The word malemployed is interesting to me, though, in its difference to underemployed.  I've been using them interchangeably for months upon months.  But they are two distinct things.  Underemployment -a term that I, and many like me, have been using to define both those people who are working jobs that are "below" (for lack of a better word) them and those people who are working, but not enough - refers simply to the fact that the person does not have enough work.  It doesn't matter what that work is.  Malemployment, on the other hand, defines those people who are working, but are working at jobs well under their eduction or career level.

When I was unemployed, most of what I thought about was getting a job and, at the beginning, dear ones, getting a job that was better and more interesting than the one from which I was laid off.  Towards the end of my unemployment, dear readers, is when your MatchGirl started giving serious thought to giving in to malemployment - to taking a job that would be well below her education and her work experience, simply to sustain - barely at that - some semblance of life.  Because at that point a job - ANY JOB - would have done.  I'm glad that things did not come to that, but I am also very aware that they could have very easily gone down that path.

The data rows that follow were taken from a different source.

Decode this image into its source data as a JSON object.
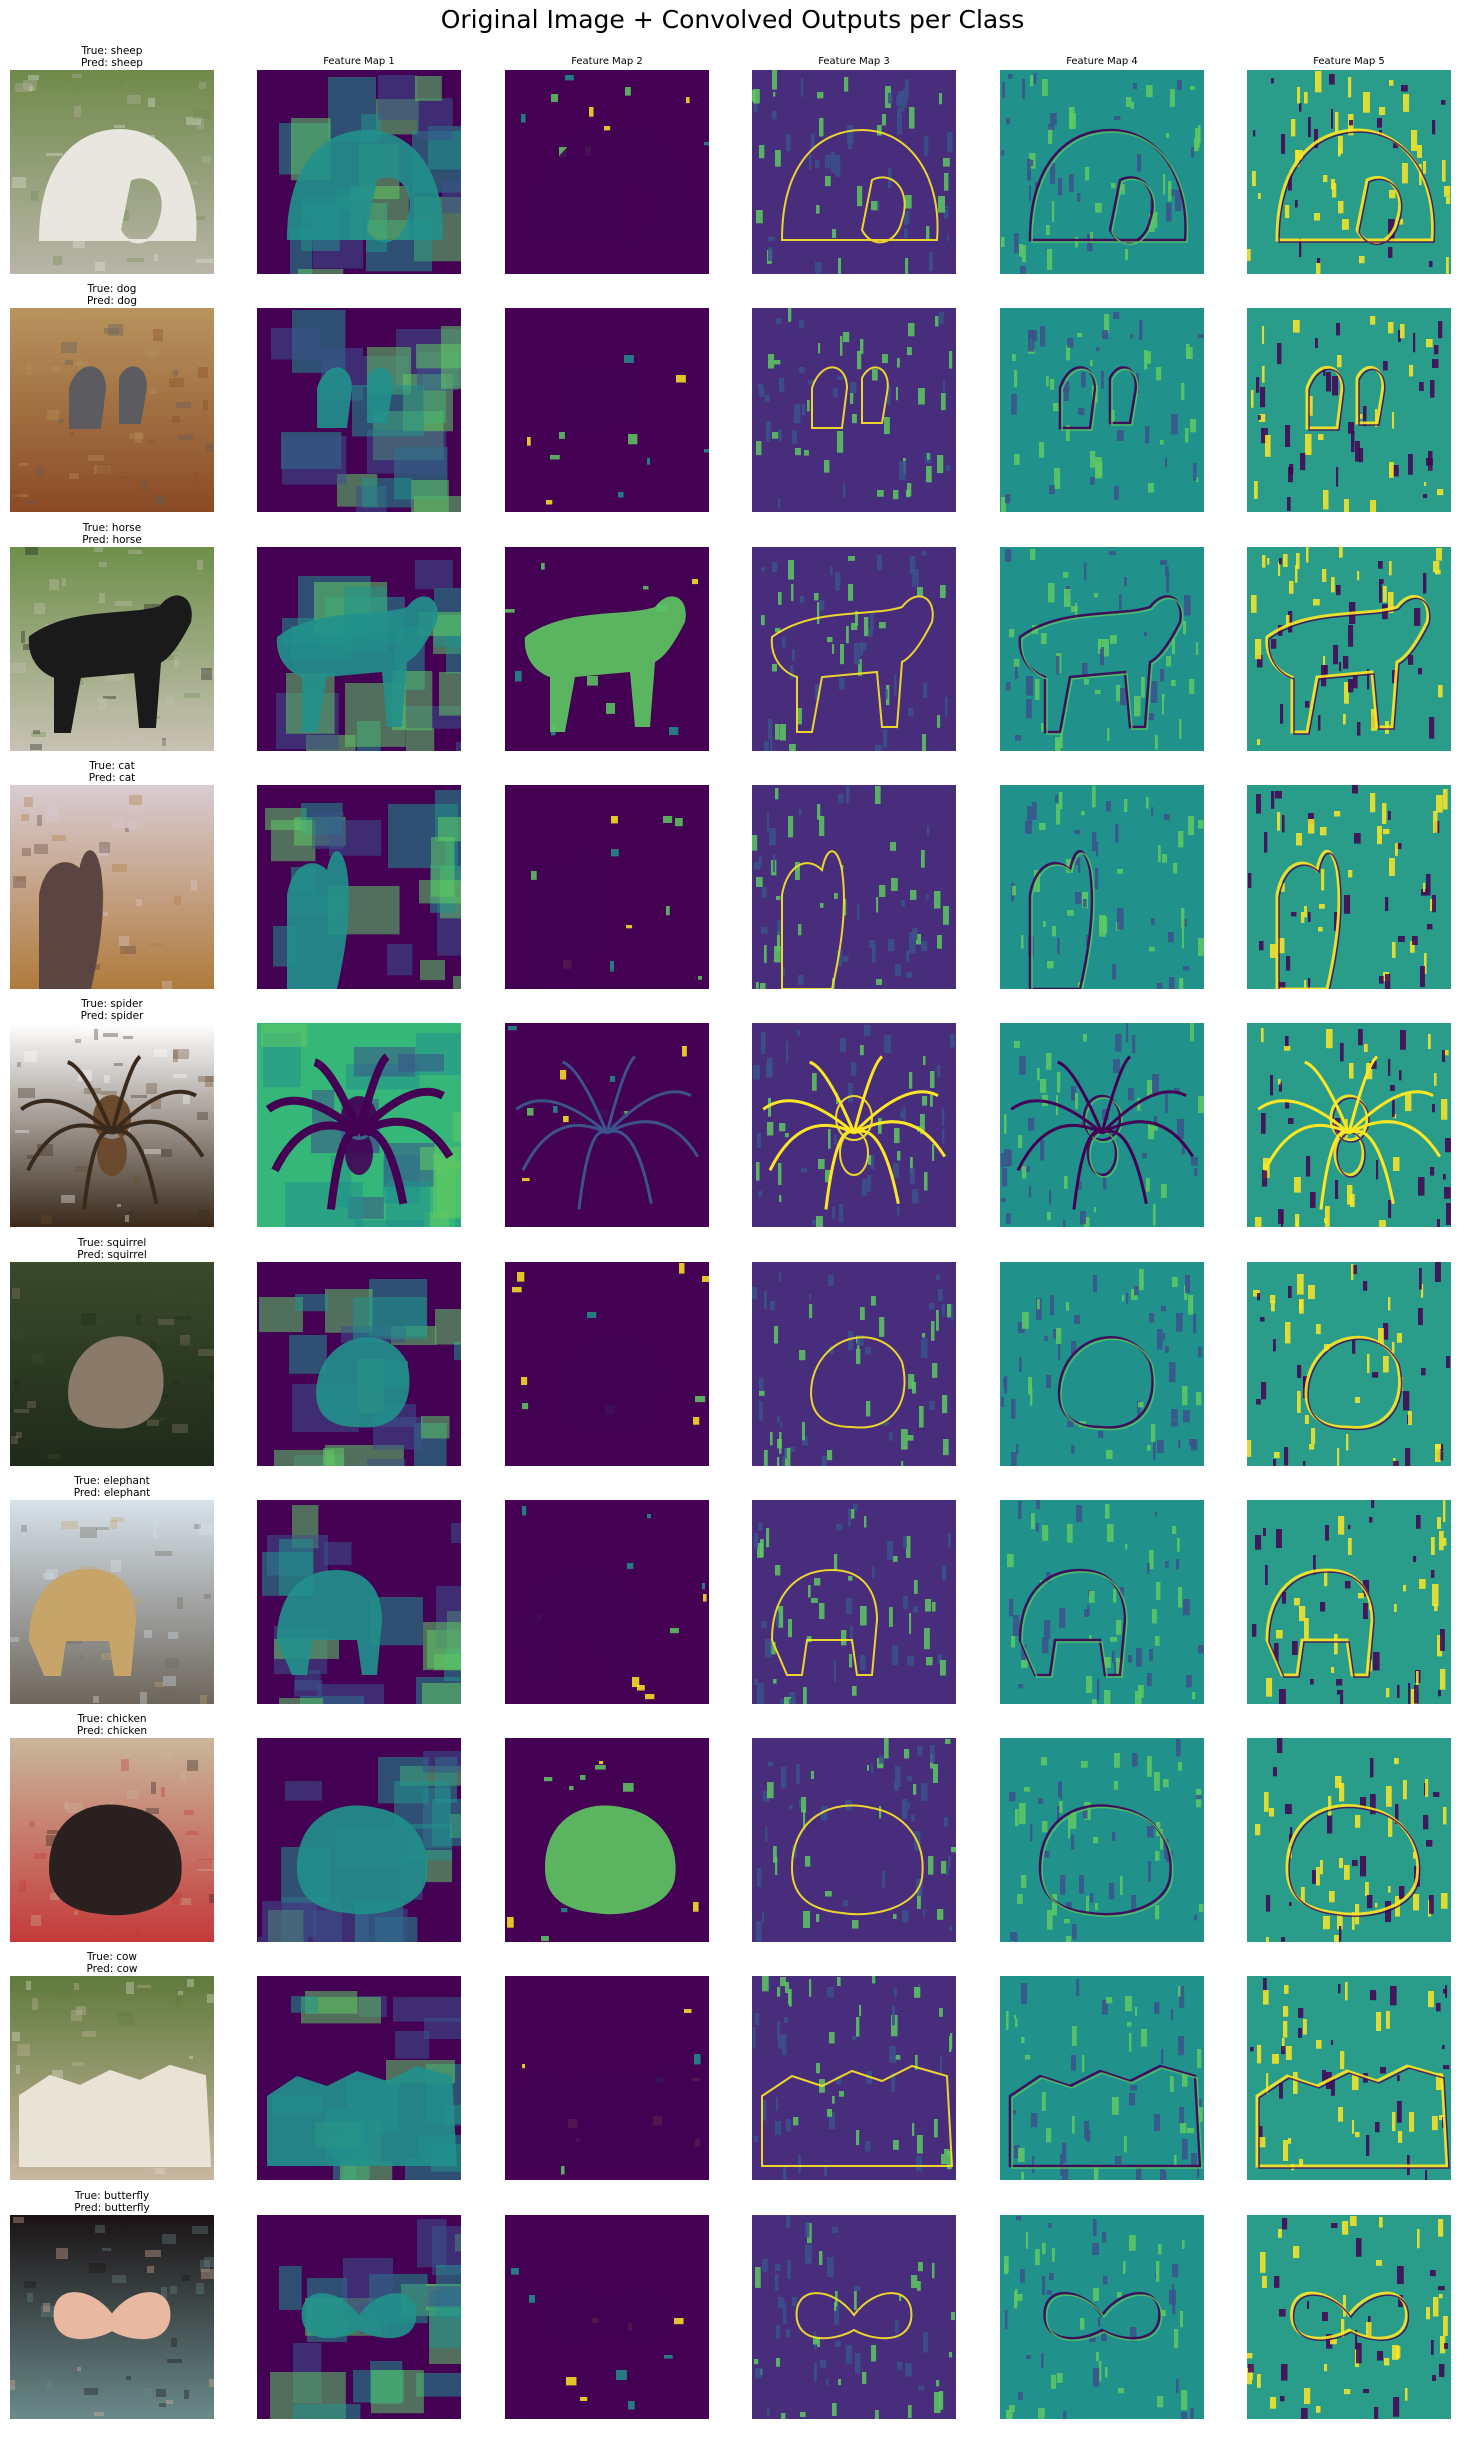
{
  "figure": {
    "title": "Original Image + Convolved Outputs per Class"
  },
  "column_titles": [
    "Feature Map 1",
    "Feature Map 2",
    "Feature Map 3",
    "Feature Map 4",
    "Feature Map 5"
  ],
  "rows": [
    {
      "true_label": "True: sheep",
      "pred_label": "Pred: sheep",
      "subject": "sheep",
      "photo_colors": [
        "#6f8a4a",
        "#e8e6df",
        "#b9b5a8"
      ]
    },
    {
      "true_label": "True: dog",
      "pred_label": "Pred: dog",
      "subject": "dog",
      "photo_colors": [
        "#b8945e",
        "#5b5b60",
        "#8a4a25"
      ]
    },
    {
      "true_label": "True: horse",
      "pred_label": "Pred: horse",
      "subject": "horse",
      "photo_colors": [
        "#6e8f4a",
        "#1a1a1a",
        "#c8c2b4"
      ]
    },
    {
      "true_label": "True: cat",
      "pred_label": "Pred: cat",
      "subject": "cat",
      "photo_colors": [
        "#d9ccd3",
        "#5a4540",
        "#b07a3c"
      ]
    },
    {
      "true_label": "True: spider",
      "pred_label": "Pred: spider",
      "subject": "spider",
      "photo_colors": [
        "#ffffff",
        "#6b4a2e",
        "#3a2a1c"
      ]
    },
    {
      "true_label": "True: squirrel",
      "pred_label": "Pred: squirrel",
      "subject": "squirrel",
      "photo_colors": [
        "#3a4a2c",
        "#8a7a6a",
        "#1f2a1a"
      ]
    },
    {
      "true_label": "True: elephant",
      "pred_label": "Pred: elephant",
      "subject": "elephant",
      "photo_colors": [
        "#d7e2ea",
        "#c7a56a",
        "#6d665c"
      ]
    },
    {
      "true_label": "True: chicken",
      "pred_label": "Pred: chicken",
      "subject": "chicken",
      "photo_colors": [
        "#c9b79b",
        "#2a2020",
        "#c43a3a"
      ]
    },
    {
      "true_label": "True: cow",
      "pred_label": "Pred: cow",
      "subject": "cow",
      "photo_colors": [
        "#5f7a3c",
        "#e9e3d6",
        "#c9b7a0"
      ]
    },
    {
      "true_label": "True: butterfly",
      "pred_label": "Pred: butterfly",
      "subject": "butterfly",
      "photo_colors": [
        "#1a1214",
        "#e8b8a0",
        "#6a8a8a"
      ]
    }
  ],
  "colormap": "viridis",
  "colors": {
    "viridis_low": "#440154",
    "viridis_midlow": "#3b528b",
    "viridis_mid": "#21918c",
    "viridis_midhigh": "#5ec962",
    "viridis_high": "#fde725"
  }
}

For those of you unlucky enough to be among the malemployed, some links you might find interesting:

Our soul-crushingly indistinguishable jobs are the Darwinistic extension of Henry Ford’s assembly line.  Our jobs are interchangeable parts designed to be quick, cheap and easy to replace even by an HR person.  All to keep labor costs down and drive profits ever higher to satisfy investors and Jim Cramer’s Mad Money crew.  And we know why we stay – we need the money and there is nothing else out there.
Please Fire Me

Malemployment represents the inability of a college graduate to find a job that effectively uses the knowledge, skills and abilities acquired in college and relegates them to employment in low-skill and generally low-wage occupations that don’t utilize college-level proficiencies. Since the skills of the malemployed remain largely unused by employers, they experience considerable wage losses.
The New England Board of Higher Education

Recent college grads are facing underemployment  or “malemployment,” meaning that they are working at jobs that do not require a college degree.  Professor of Economics at Northeastern University Andrew Sum estimates that during the first half of 2010, more than 50 percent of young B.A.-holders were employed at jobs not requiring a college degree.
Edu In Review

What do you think, gentle ones, are the jobs you are finding - whether ones you've take on or ones your applying to in dire hopes they'll call you back -do these job represent the crisis of malemployment in the country today?  Do you think there is anything that any of us can do about it?

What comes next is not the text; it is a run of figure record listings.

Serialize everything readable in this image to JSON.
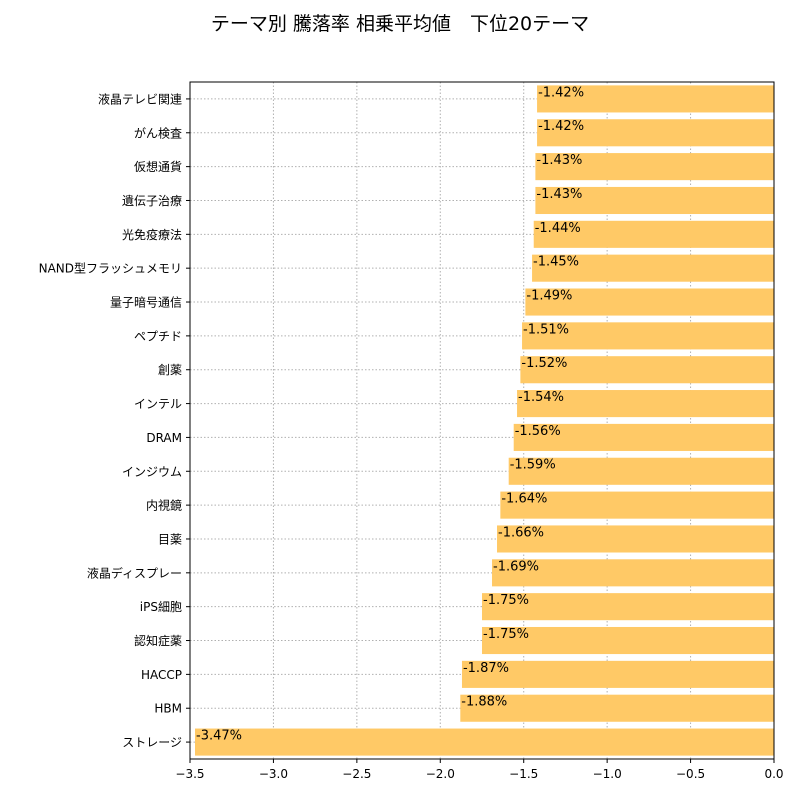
{
  "chart_data": {
    "type": "bar",
    "orientation": "horizontal",
    "title": "テーマ別 騰落率 相乗平均値　下位20テーマ",
    "xlabel": "",
    "ylabel": "",
    "xlim": [
      -3.5,
      0.0
    ],
    "xticks": [
      -3.5,
      -3.0,
      -2.5,
      -2.0,
      -1.5,
      -1.0,
      -0.5,
      0.0
    ],
    "xtick_labels": [
      "−3.5",
      "−3.0",
      "−2.5",
      "−2.0",
      "−1.5",
      "−1.0",
      "−0.5",
      "0.0"
    ],
    "grid": true,
    "bar_color": "#ffc966",
    "categories": [
      "液晶テレビ関連",
      "がん検査",
      "仮想通貨",
      "遺伝子治療",
      "光免疫療法",
      "NAND型フラッシュメモリ",
      "量子暗号通信",
      "ペプチド",
      "創薬",
      "インテル",
      "DRAM",
      "インジウム",
      "内視鏡",
      "目薬",
      "液晶ディスプレー",
      "iPS細胞",
      "認知症薬",
      "HACCP",
      "HBM",
      "ストレージ"
    ],
    "values": [
      -1.42,
      -1.42,
      -1.43,
      -1.43,
      -1.44,
      -1.45,
      -1.49,
      -1.51,
      -1.52,
      -1.54,
      -1.56,
      -1.59,
      -1.64,
      -1.66,
      -1.69,
      -1.75,
      -1.75,
      -1.87,
      -1.88,
      -3.47
    ],
    "data_labels": [
      "-1.42%",
      "-1.42%",
      "-1.43%",
      "-1.43%",
      "-1.44%",
      "-1.45%",
      "-1.49%",
      "-1.51%",
      "-1.52%",
      "-1.54%",
      "-1.56%",
      "-1.59%",
      "-1.64%",
      "-1.66%",
      "-1.69%",
      "-1.75%",
      "-1.75%",
      "-1.87%",
      "-1.88%",
      "-3.47%"
    ]
  }
}
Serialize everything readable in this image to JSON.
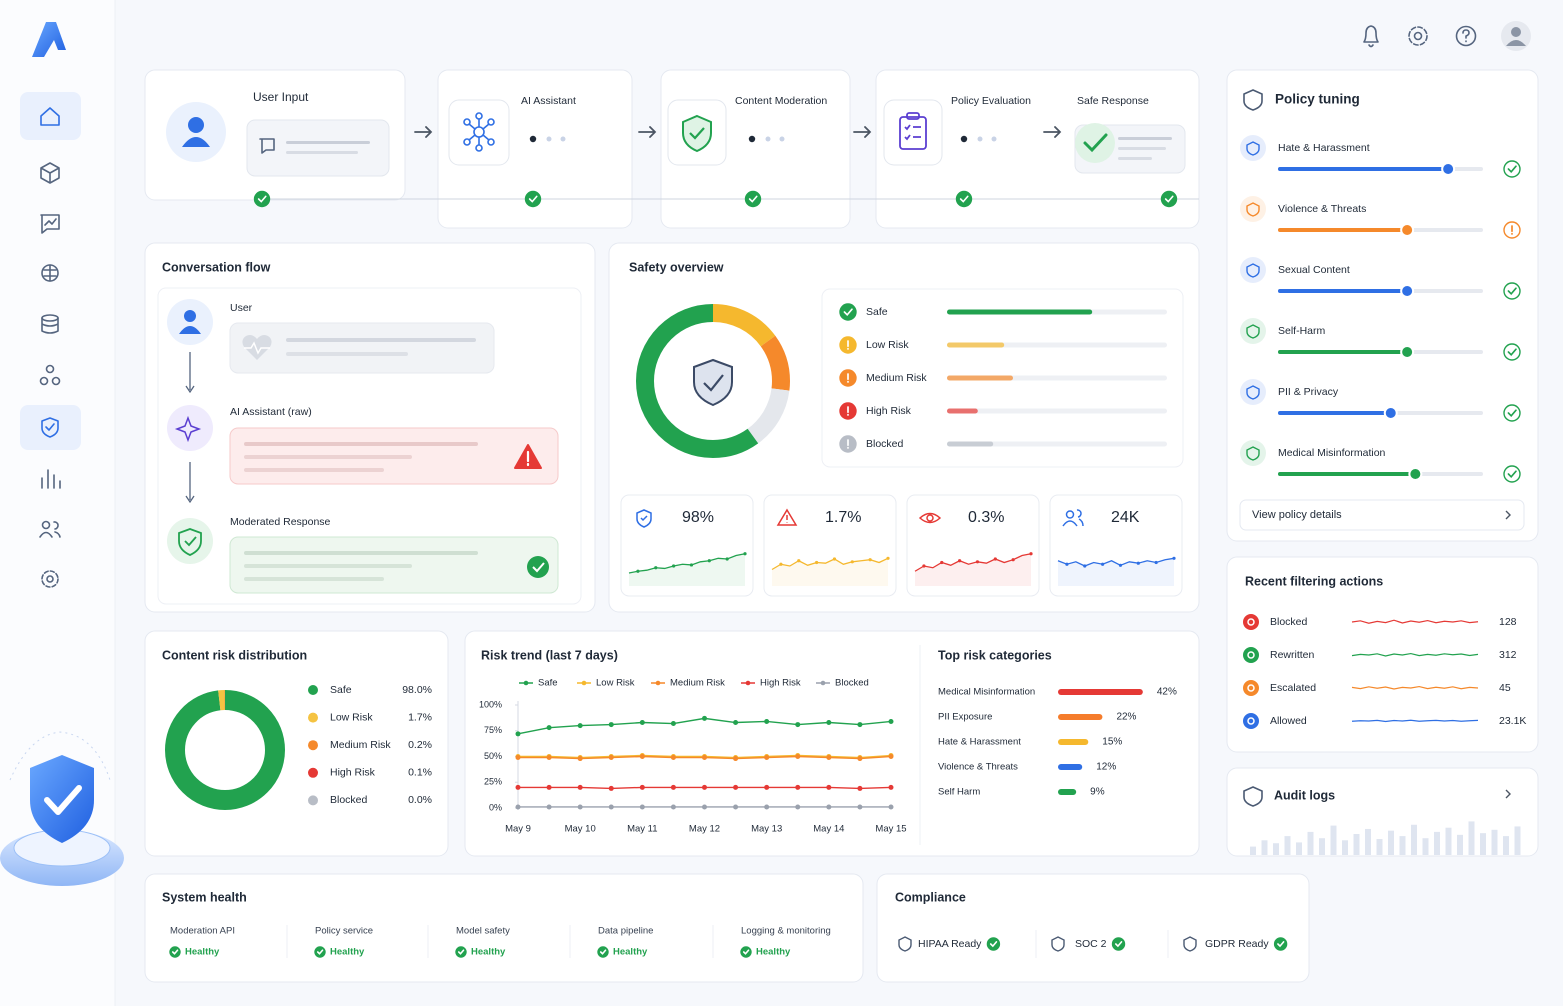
{
  "pipeline": {
    "steps": [
      "User Input",
      "AI Assistant",
      "Content Moderation",
      "Policy Evaluation",
      "Safe Response"
    ]
  },
  "conversation": {
    "title": "Conversation flow",
    "roles": [
      "User",
      "AI Assistant (raw)",
      "Moderated Response"
    ]
  },
  "safety_overview": {
    "title": "Safety overview",
    "ring": [
      {
        "color": "#f5b82e",
        "value": 15
      },
      {
        "color": "#f5892b",
        "value": 12
      },
      {
        "color": "#e4e7ec",
        "value": 13
      },
      {
        "color": "#22a24f",
        "value": 60
      }
    ],
    "levels": [
      {
        "name": "Safe",
        "color": "#22a24f",
        "value": 66
      },
      {
        "name": "Low Risk",
        "color": "#f5b82e",
        "value": 26
      },
      {
        "name": "Medium Risk",
        "color": "#f5892b",
        "value": 30
      },
      {
        "name": "High Risk",
        "color": "#e53935",
        "value": 14
      },
      {
        "name": "Blocked",
        "color": "#b8bdc6",
        "value": 21
      }
    ],
    "kpis": [
      {
        "label": "98%",
        "color": "#22a24f",
        "spark": [
          20,
          25,
          28,
          35,
          33,
          40,
          45,
          43,
          52,
          55,
          62,
          60,
          70,
          75
        ]
      },
      {
        "label": "1.7%",
        "color": "#f5b82e",
        "spark": [
          30,
          45,
          40,
          55,
          42,
          50,
          48,
          60,
          45,
          52,
          55,
          58,
          50,
          62
        ]
      },
      {
        "label": "0.3%",
        "color": "#e53935",
        "spark": [
          25,
          40,
          35,
          50,
          42,
          55,
          45,
          52,
          48,
          60,
          50,
          58,
          70,
          75
        ]
      },
      {
        "label": "24K",
        "color": "#2f6fe4",
        "spark": [
          55,
          45,
          52,
          40,
          50,
          45,
          55,
          42,
          52,
          48,
          55,
          50,
          58,
          62
        ]
      }
    ]
  },
  "risk_distribution": {
    "title": "Content risk distribution",
    "type": "donut",
    "categories": [
      "Safe",
      "Low Risk",
      "Medium Risk",
      "High Risk",
      "Blocked"
    ],
    "values": [
      98,
      1.7,
      0.2,
      0.1,
      0
    ],
    "value_labels": [
      "98.0%",
      "1.7%",
      "0.2%",
      "0.1%",
      "0.0%"
    ],
    "colors": [
      "#22a24f",
      "#f5c342",
      "#f5892b",
      "#e53935",
      "#b8bdc6"
    ]
  },
  "risk_trend": {
    "title": "Risk trend (last 7 days)",
    "type": "line",
    "categories": [
      "May 9",
      null,
      "May 10",
      null,
      "May 11",
      null,
      "May 12",
      null,
      "May 13",
      null,
      "May 14",
      null,
      "May 15"
    ],
    "series": [
      {
        "name": "Safe",
        "color": "#22a24f",
        "values": [
          72,
          78,
          80,
          81,
          83,
          82,
          87,
          83,
          84,
          81,
          83,
          81,
          84
        ]
      },
      {
        "name": "Low Risk",
        "color": "#f5b82e",
        "values": [
          50,
          50,
          49,
          50,
          51,
          50,
          50,
          49,
          50,
          51,
          50,
          49,
          51
        ]
      },
      {
        "name": "Medium Risk",
        "color": "#f5892b",
        "values": [
          49,
          49,
          48,
          49,
          50,
          49,
          49,
          48,
          49,
          50,
          49,
          48,
          50
        ]
      },
      {
        "name": "High Risk",
        "color": "#e53935",
        "values": [
          20,
          20,
          20,
          19,
          20,
          20,
          20,
          20,
          20,
          20,
          20,
          19,
          20
        ]
      },
      {
        "name": "Blocked",
        "color": "#9aa1ad",
        "values": [
          1,
          1,
          1,
          1,
          1,
          1,
          1,
          1,
          1,
          1,
          1,
          1,
          1
        ]
      }
    ],
    "ylim": [
      0,
      100
    ],
    "yticks": [
      {
        "value": 0,
        "label": "0%"
      },
      {
        "value": 25,
        "label": "25%"
      },
      {
        "value": 50,
        "label": "50%"
      },
      {
        "value": 75,
        "label": "75%"
      },
      {
        "value": 100,
        "label": "100%"
      }
    ]
  },
  "top_risks": {
    "title": "Top risk categories",
    "categories": [
      "Medical Misinformation",
      "PII Exposure",
      "Hate & Harassment",
      "Violence & Threats",
      "Self Harm"
    ],
    "values": [
      42,
      22,
      15,
      12,
      9
    ],
    "value_labels": [
      "42%",
      "22%",
      "15%",
      "12%",
      "9%"
    ],
    "colors": [
      "#e53935",
      "#f57c2b",
      "#f5b82e",
      "#2f6fe4",
      "#22a24f"
    ]
  },
  "policy_tuning": {
    "title": "Policy tuning",
    "items": [
      {
        "name": "Hate & Harassment",
        "value": 83,
        "color": "#2f6fe4",
        "status": "ok"
      },
      {
        "name": "Violence & Threats",
        "value": 63,
        "color": "#f5892b",
        "status": "warn"
      },
      {
        "name": "Sexual Content",
        "value": 63,
        "color": "#2f6fe4",
        "status": "ok"
      },
      {
        "name": "Self-Harm",
        "value": 63,
        "color": "#22a24f",
        "status": "ok"
      },
      {
        "name": "PII & Privacy",
        "value": 55,
        "color": "#2f6fe4",
        "status": "ok"
      },
      {
        "name": "Medical Misinformation",
        "value": 67,
        "color": "#22a24f",
        "status": "ok"
      }
    ],
    "link": "View policy details"
  },
  "recent_actions": {
    "title": "Recent filtering actions",
    "items": [
      {
        "name": "Blocked",
        "color": "#e53935",
        "value": 128,
        "spark": [
          50,
          60,
          40,
          55,
          45,
          65,
          42,
          58,
          48,
          62,
          44,
          56,
          50,
          60,
          45,
          52
        ]
      },
      {
        "name": "Rewritten",
        "color": "#22a24f",
        "value": 312,
        "spark": [
          45,
          55,
          50,
          60,
          42,
          58,
          50,
          62,
          45,
          55,
          48,
          60,
          52,
          58,
          46,
          55
        ]
      },
      {
        "name": "Escalated",
        "color": "#f5892b",
        "value": 45,
        "spark": [
          55,
          45,
          60,
          48,
          58,
          42,
          55,
          50,
          62,
          45,
          56,
          48,
          60,
          44,
          55,
          50
        ]
      },
      {
        "name": "Allowed",
        "color": "#2f6fe4",
        "value": 23100,
        "value_label": "23.1K",
        "spark": [
          48,
          52,
          50,
          55,
          46,
          54,
          50,
          56,
          48,
          52,
          55,
          50,
          54,
          48,
          52,
          55
        ]
      }
    ]
  },
  "audit_logs": {
    "title": "Audit logs",
    "bars": [
      20,
      35,
      28,
      45,
      30,
      55,
      40,
      70,
      35,
      50,
      62,
      38,
      58,
      45,
      72,
      40,
      55,
      65,
      48,
      80,
      52,
      60,
      45,
      68
    ]
  },
  "system_health": {
    "title": "System health",
    "services": [
      {
        "name": "Moderation API",
        "status": "Healthy"
      },
      {
        "name": "Policy service",
        "status": "Healthy"
      },
      {
        "name": "Model safety",
        "status": "Healthy"
      },
      {
        "name": "Data pipeline",
        "status": "Healthy"
      },
      {
        "name": "Logging & monitoring",
        "status": "Healthy"
      }
    ]
  },
  "compliance": {
    "title": "Compliance",
    "items": [
      "HIPAA Ready",
      "SOC 2",
      "GDPR Ready"
    ]
  }
}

  1. Wow, I can really relate to this! (unfortunately) I was malemployed for several years before I went to business I have an MBA and am "overqualified" for everything despite the facts that there are no jobs available. I just spent a few hours emailing contacts from temp agencies only to find that most of the email addresses were no longer valid. Sorry to hear about your situation, but I'm glad you started a blog so I have something to read:)

    If you feel like checking mine out, it's


  2. I am trapped when it comes to finding a job. I am considered either over or under qualified it seems for everything I apply for. I am mid-career, not just out of college and layed off as an educated professional from the construction industry. There are currently no jobs at all in the sector I came from. I find myself applying for jobs that are "beneath" me and then are turned down because of being overqualified. I am currently retraining for an industry that would pay about 35% less than what I was making before. I don't know what the answer is, but I need to find something that will help me survive.

  3. The answer is simple get rid of any govt interference in the market. The price of education will fall to around $1,800 / year and re-education can be prompt and respond to economic conditions without creating a debt bubble.